Volkswagen Beetle 1938 (Imagem: divulgação)

(SÃO PAULO)Na Alemanha devastada pela Segunda Guerra Mundial, em 1944, a fábrica da Volkswagen construída no final da década de 1930 para produzir seu primeiro automóvel estava igualmente detonada e agora sob domínio norte-americano.

Em frangalhos, a planta de Wolfsburg fora oferecida a fabricantes ingleses, que não se interessaram nem pelas instalações, nem pelo carro.

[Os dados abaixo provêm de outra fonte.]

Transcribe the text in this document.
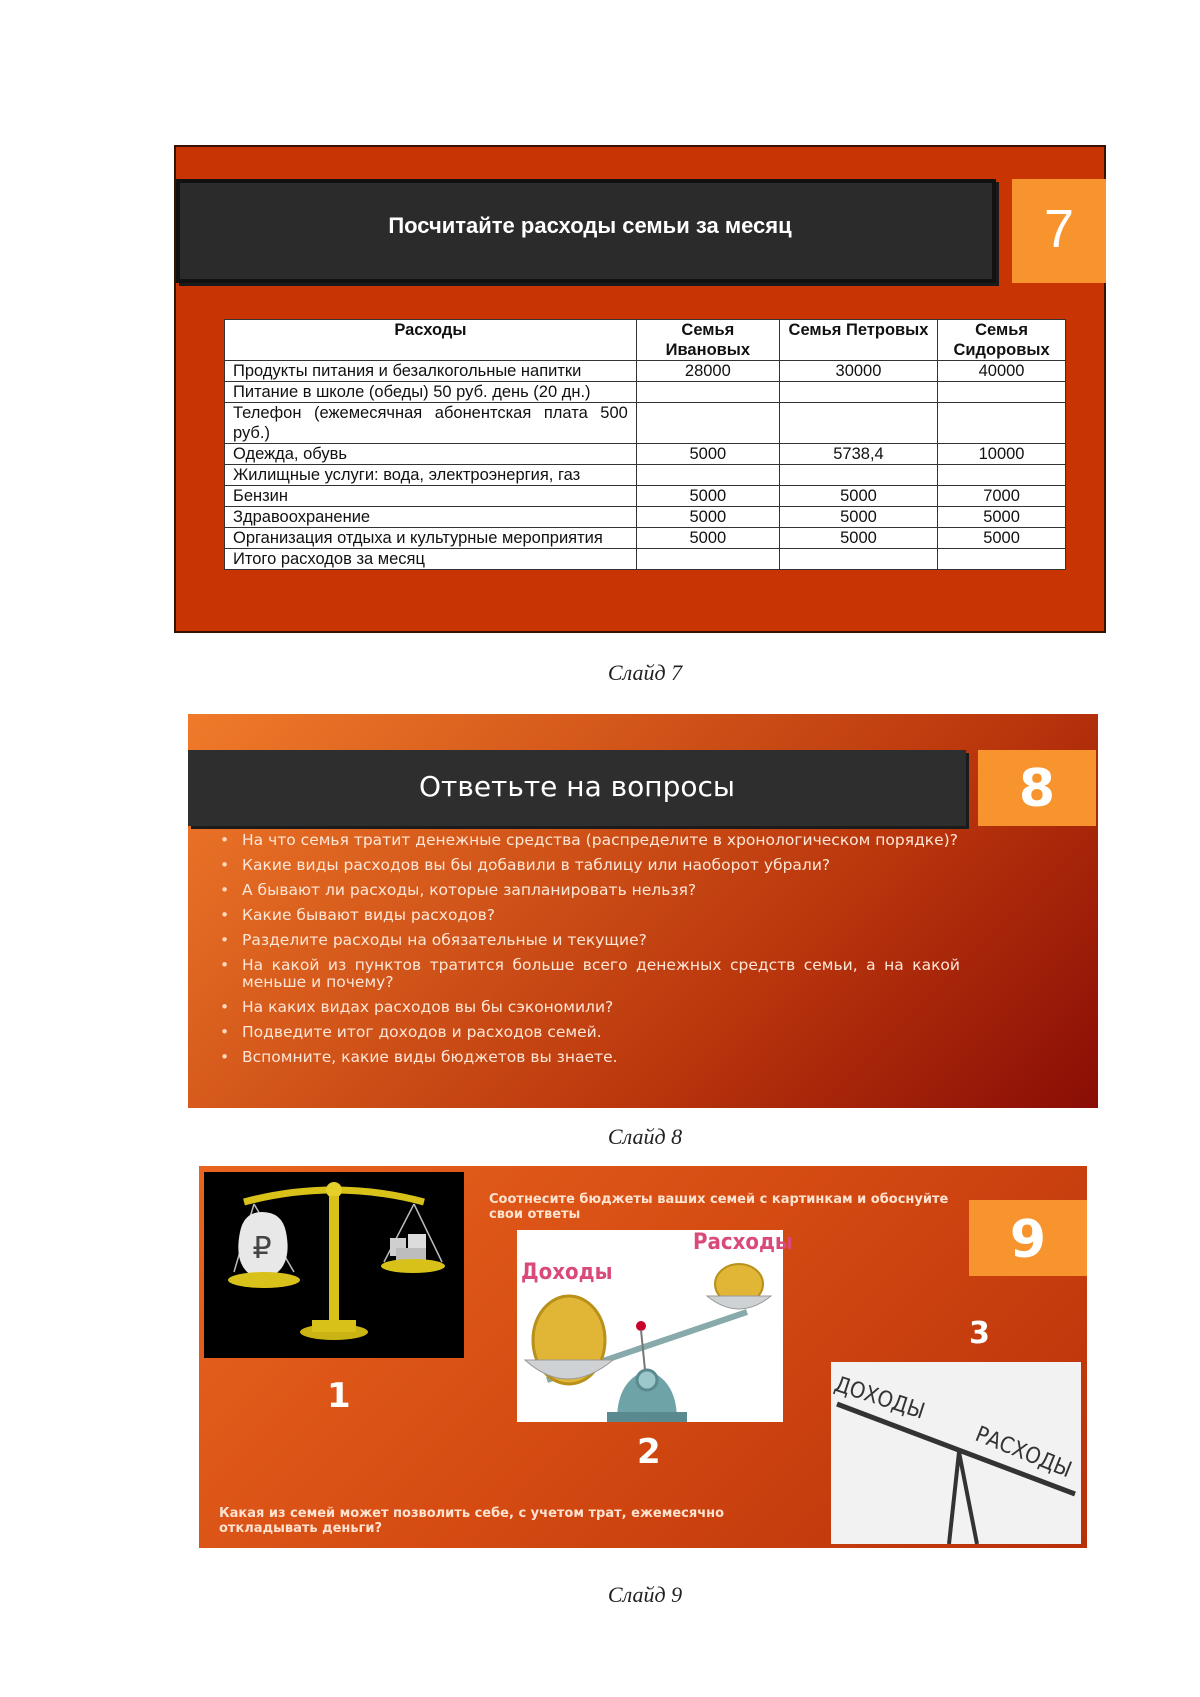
Посчитайте расходы семьи за месяц	7
Расходы	Семья Ивановых	Семья Петровых	Семья Сидоровых
Продукты питания и безалкогольные напитки	28000	30000	40000
Питание в школе (обеды) 50 руб. день (20 дн.)			
Телефон (ежемесячная абонентская плата 500 руб.)			
Одежда, обувь	5000	5738,4	10000
Жилищные услуги: вода, электроэнергия, газ			
Бензин	5000	5000	7000
Здравоохранение	5000	5000	5000
Организация отдыха и культурные мероприятия	5000	5000	5000
Итого расходов за месяц			
Слайд 7
Ответьте на вопросы	8
• На что семья тратит денежные средства (распределите в хронологическом порядке)?
• Какие виды расходов вы бы добавили в таблицу или наоборот убрали?
• А бывают ли расходы, которые запланировать нельзя?
• Какие бывают виды расходов?
• Разделите расходы на обязательные и текущие?
• На какой из пунктов тратится больше всего денежных средств семьи, а на какой меньше и почему?
• На каких видах расходов вы бы сэкономили?
• Подведите итог доходов и расходов семей.
• Вспомните, какие виды бюджетов вы знаете.
Слайд 8
₽
1
Соотнесите бюджеты ваших семей с картинкам и обоснуйте свои ответы	9
Доходы
Расходы
2
3
ДОХОДЫ
РАСХОДЫ
Какая из семей может позволить себе, с учетом трат, ежемесячно откладывать деньги?
Слайд 9
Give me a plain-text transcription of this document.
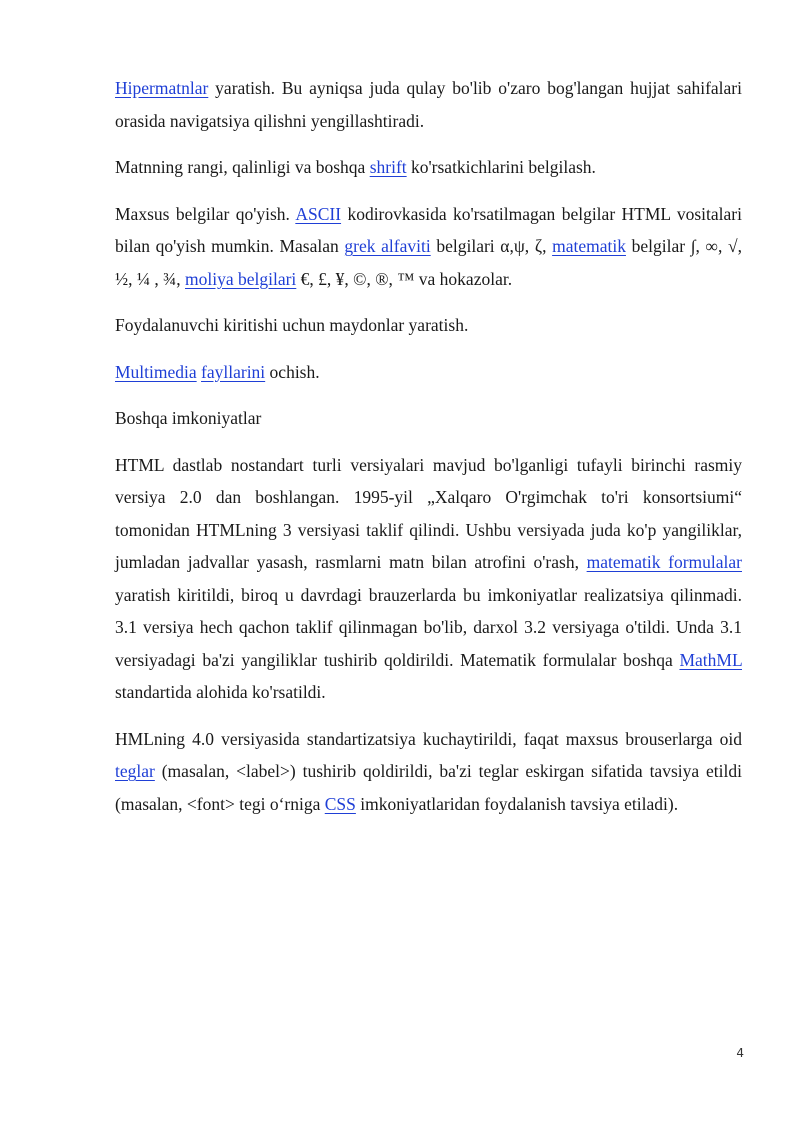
Hipermatnlar yaratish. Bu ayniqsa juda qulay bo'lib o'zaro bog'langan hujjat sahifalari orasida navigatsiya qilishni yengillashtiradi.

Matnning rangi, qalinligi va boshqa shrift ko'rsatkichlarini belgilash.

Maxsus belgilar qo'yish. ASCII kodirovkasida ko'rsatilmagan belgilar HTML vositalari bilan qo'yish mumkin. Masalan grek alfaviti belgilari α,ψ, ζ, matematik belgilar ∫, ∞, √, ½, ¼ , ¾, moliya belgilari €, £, ¥, ©, ®, ™ va hokazolar.

Foydalanuvchi kiritishi uchun maydonlar yaratish.

Multimedia fayllarini ochish.

Boshqa imkoniyatlar

HTML dastlab nostandart turli versiyalari mavjud bo'lganligi tufayli birinchi rasmiy versiya 2.0 dan boshlangan. 1995-yil „Xalqaro O'rgimchak to'ri konsortsiumi“ tomonidan HTMLning 3 versiyasi taklif qilindi. Ushbu versiyada juda ko'p yangiliklar, jumladan jadvallar yasash, rasmlarni matn bilan atrofini o'rash, matematik formulalar yaratish kiritildi, biroq u davrdagi brauzerlarda bu imkoniyatlar realizatsiya qilinmadi. 3.1 versiya hech qachon taklif qilinmagan bo'lib, darxol 3.2 versiyaga o'tildi. Unda 3.1 versiyadagi ba'zi yangiliklar tushirib qoldirildi. Matematik formulalar boshqa MathML standartida alohida ko'rsatildi.

HMLning 4.0 versiyasida standartizatsiya kuchaytirildi, faqat maxsus brouserlarga oid teglar (masalan, <label>) tushirib qoldirildi, ba'zi teglar eskirgan sifatida tavsiya etildi (masalan, <font> tegi o‘rniga CSS imkoniyatlaridan foydalanish tavsiya etiladi).

4
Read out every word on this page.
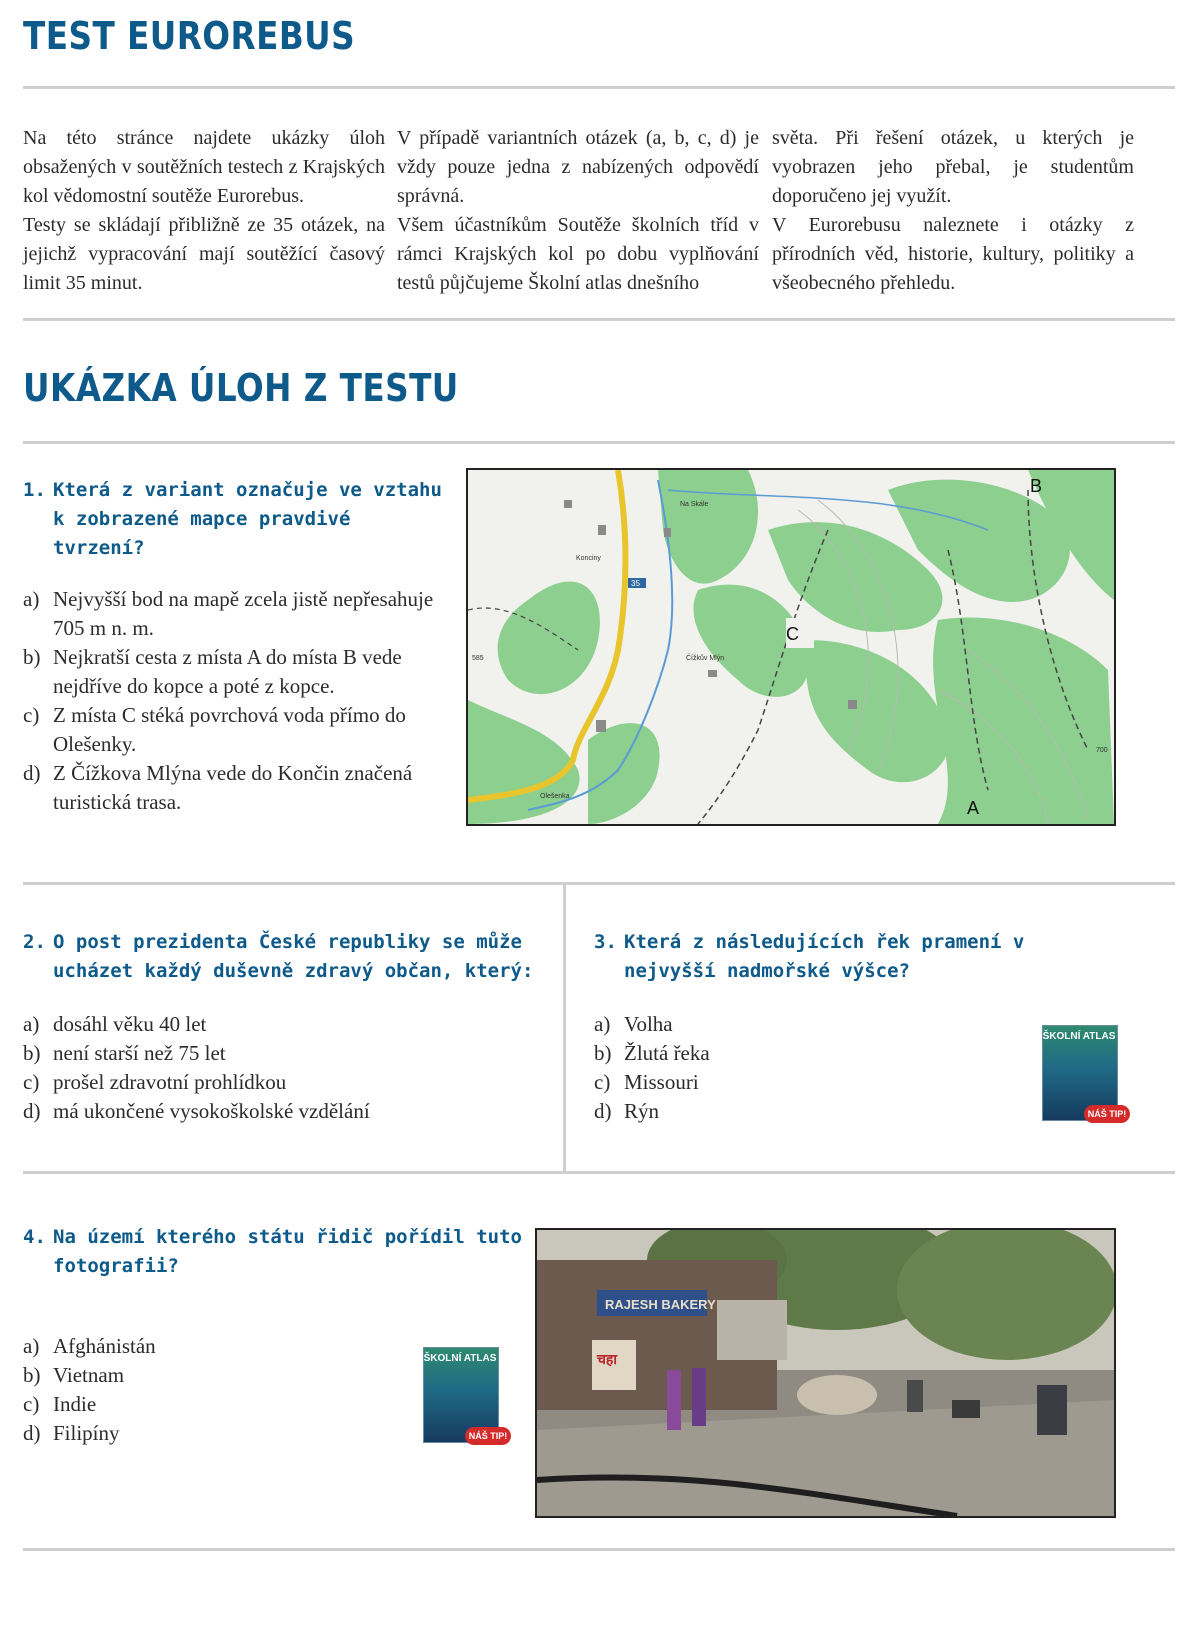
TEST EUROREBUS

Na této stránce najdete ukázky úloh obsažených v soutěžních testech z Krajských kol vědomostní soutěže Eurorebus.

Testy se skládají přibližně ze 35 otázek, na jejichž vypracování mají soutěžící časový limit 35 minut.

V případě variantních otázek (a, b, c, d) je vždy pouze jedna z nabízených odpovědí správná.

Všem účastníkům Soutěže školních tříd v rámci Krajských kol po dobu vyplňování testů půjčujeme Školní atlas dnešního

světa. Při řešení otázek, u kterých je vyobrazen jeho přebal, je studentům doporučeno jej využít.

V Eurorebusu naleznete i otázky z přírodních věd, historie, kultury, politiky a všeobecného přehledu.

UKÁZKA ÚLOH Z TESTU
1. Která z variant označuje ve vztahu k zobrazené mapce pravdivé tvrzení?
a) Nejvyšší bod na mapě zcela jistě nepřesahuje 705 m n. m.
b) Nejkratší cesta z místa A do místa B vede nejdříve do kopce a poté z kopce.
c) Z místa C stéká povrchová voda přímo do Olešenky.
d) Z Čížkova Mlýna vede do Končin značená turistická trasa.
C
B
A
Na Skále
Konciny
Čížkův Mlýn
Olešenka
35
585
700
2. O post prezidenta České republiky se může ucházet každý duševně zdravý občan, který:
a) dosáhl věku 40 let
b) není starší než 75 let
c) prošel zdravotní prohlídkou
d) má ukončené vysokoškolské vzdělání
3. Která z následujících řek pramení v nejvyšší nadmořské výšce?
a) Volha
b) Žlutá řeka
c) Missouri
d) Rýn
ŠKOLNÍ ATLAS
NÁŠ TIP!
4. Na území kterého státu řidič pořídil tuto fotografii?
a) Afghánistán
b) Vietnam
c) Indie
d) Filipíny
ŠKOLNÍ ATLAS
NÁŠ TIP!
RAJESH BAKERY
चहा
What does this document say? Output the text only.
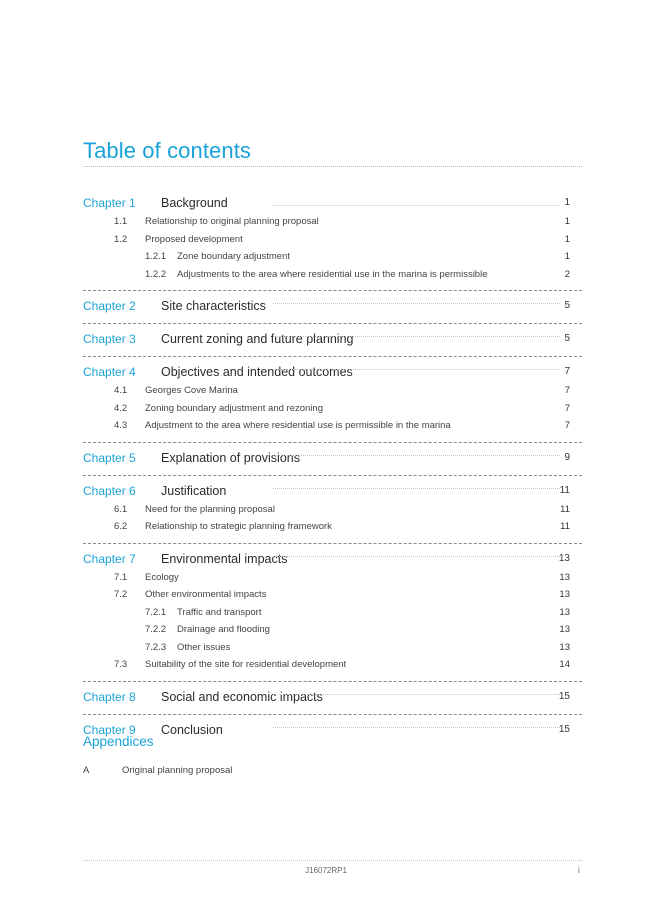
Table of contents
Chapter 1 Background	1
1.1 Relationship to original planning proposal	1
1.2 Proposed development	1
1.2.1 Zone boundary adjustment	1
1.2.2 Adjustments to the area where residential use in the marina is permissible	2
Chapter 2 Site characteristics	5
Chapter 3 Current zoning and future planning	5
Chapter 4 Objectives and intended outcomes	7
4.1 Georges Cove Marina	7
4.2 Zoning boundary adjustment and rezoning	7
4.3 Adjustment to the area where residential use is permissible in the marina	7
Chapter 5 Explanation of provisions	9
Chapter 6 Justification	11
6.1 Need for the planning proposal	11
6.2 Relationship to strategic planning framework	11
Chapter 7 Environmental impacts	13
7.1 Ecology	13
7.2 Other environmental impacts	13
7.2.1 Traffic and transport	13
7.2.2 Drainage and flooding	13
7.2.3 Other issues	13
7.3 Suitability of the site for residential development	14
Chapter 8 Social and economic impacts	15
Chapter 9 Conclusion	15
Appendices
A	Original planning proposal
J16072RP1	i
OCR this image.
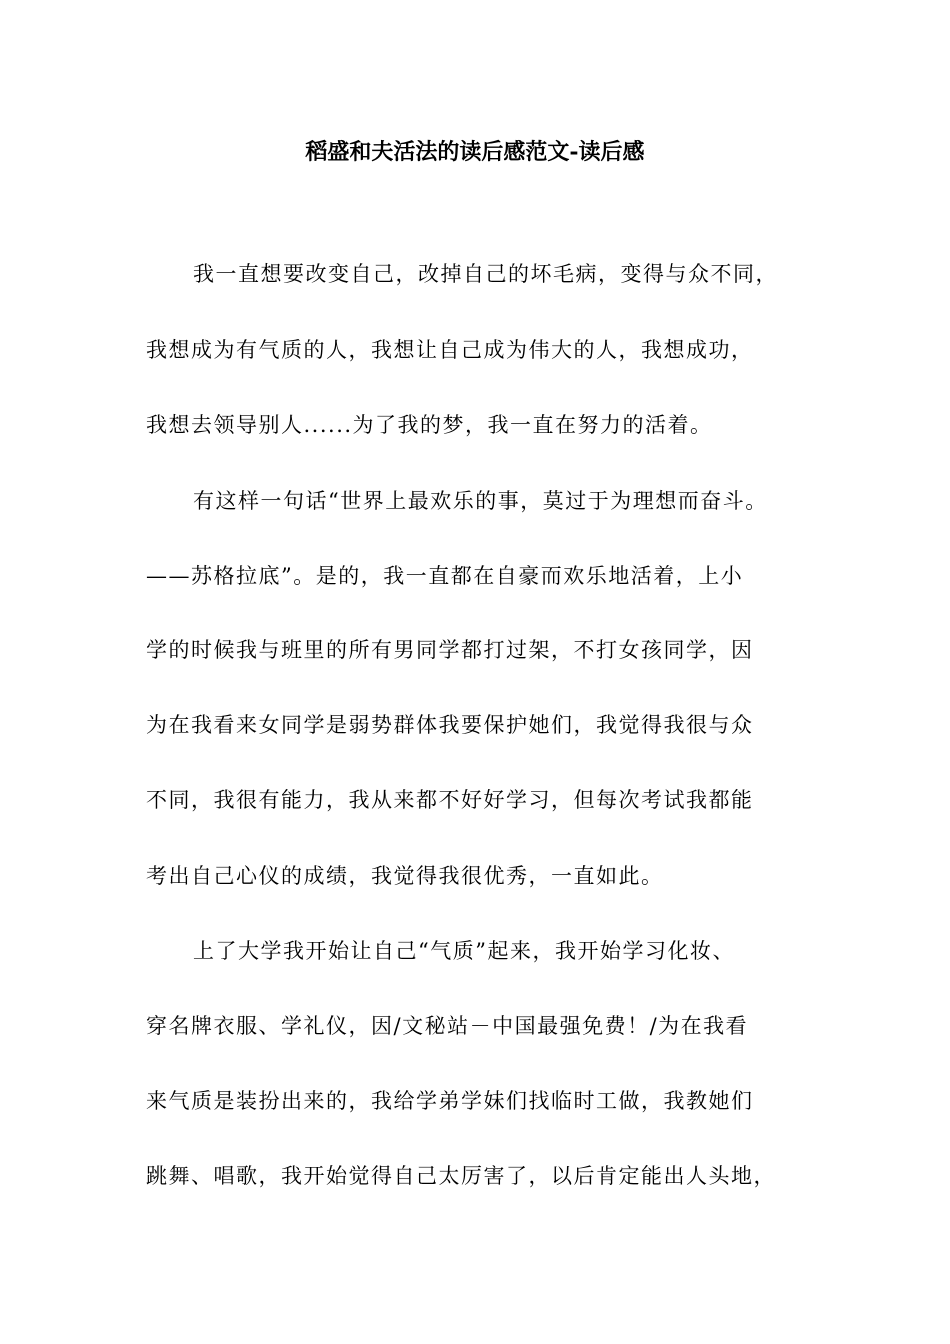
稻盛和夫活法的读后感范文-读后感
我一直想要改变自己，改掉自己的坏毛病，变得与众不同，
我想成为有气质的人，我想让自己成为伟大的人，我想成功，
我想去领导别人......为了我的梦，我一直在努力的活着。
有这样一句话“世界上最欢乐的事，莫过于为理想而奋斗。
——苏格拉底”。是的，我一直都在自豪而欢乐地活着，上小
学的时候我与班里的所有男同学都打过架，不打女孩同学，因
为在我看来女同学是弱势群体我要保护她们，我觉得我很与众
不同，我很有能力，我从来都不好好学习，但每次考试我都能
考出自己心仪的成绩，我觉得我很优秀，一直如此。
上了大学我开始让自己“气质”起来，我开始学习化妆、
穿名牌衣服、学礼仪，因/文秘站－中国最强免费！/为在我看
来气质是装扮出来的，我给学弟学妹们找临时工做，我教她们
跳舞、唱歌，我开始觉得自己太厉害了，以后肯定能出人头地，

Como acreditar no sucesso de um automóvel que 1) era alemão, 2) era construído sobre um chassis muito simples e 3) tinha motor instalado na traseira?

Sem saída, os ingleses – agora no comando – entregam o destino da Volkswagen e do seu primeiro automóvel ao major Ivan Hirst. "Ninguém me deu uma verdadeira orientação. Só me disseram para ir lá e fazer alguma coisa", certa vez relembrou o oficial do exército britânico.

Volkswagen Beetle 1938 (Imagem: divulgação)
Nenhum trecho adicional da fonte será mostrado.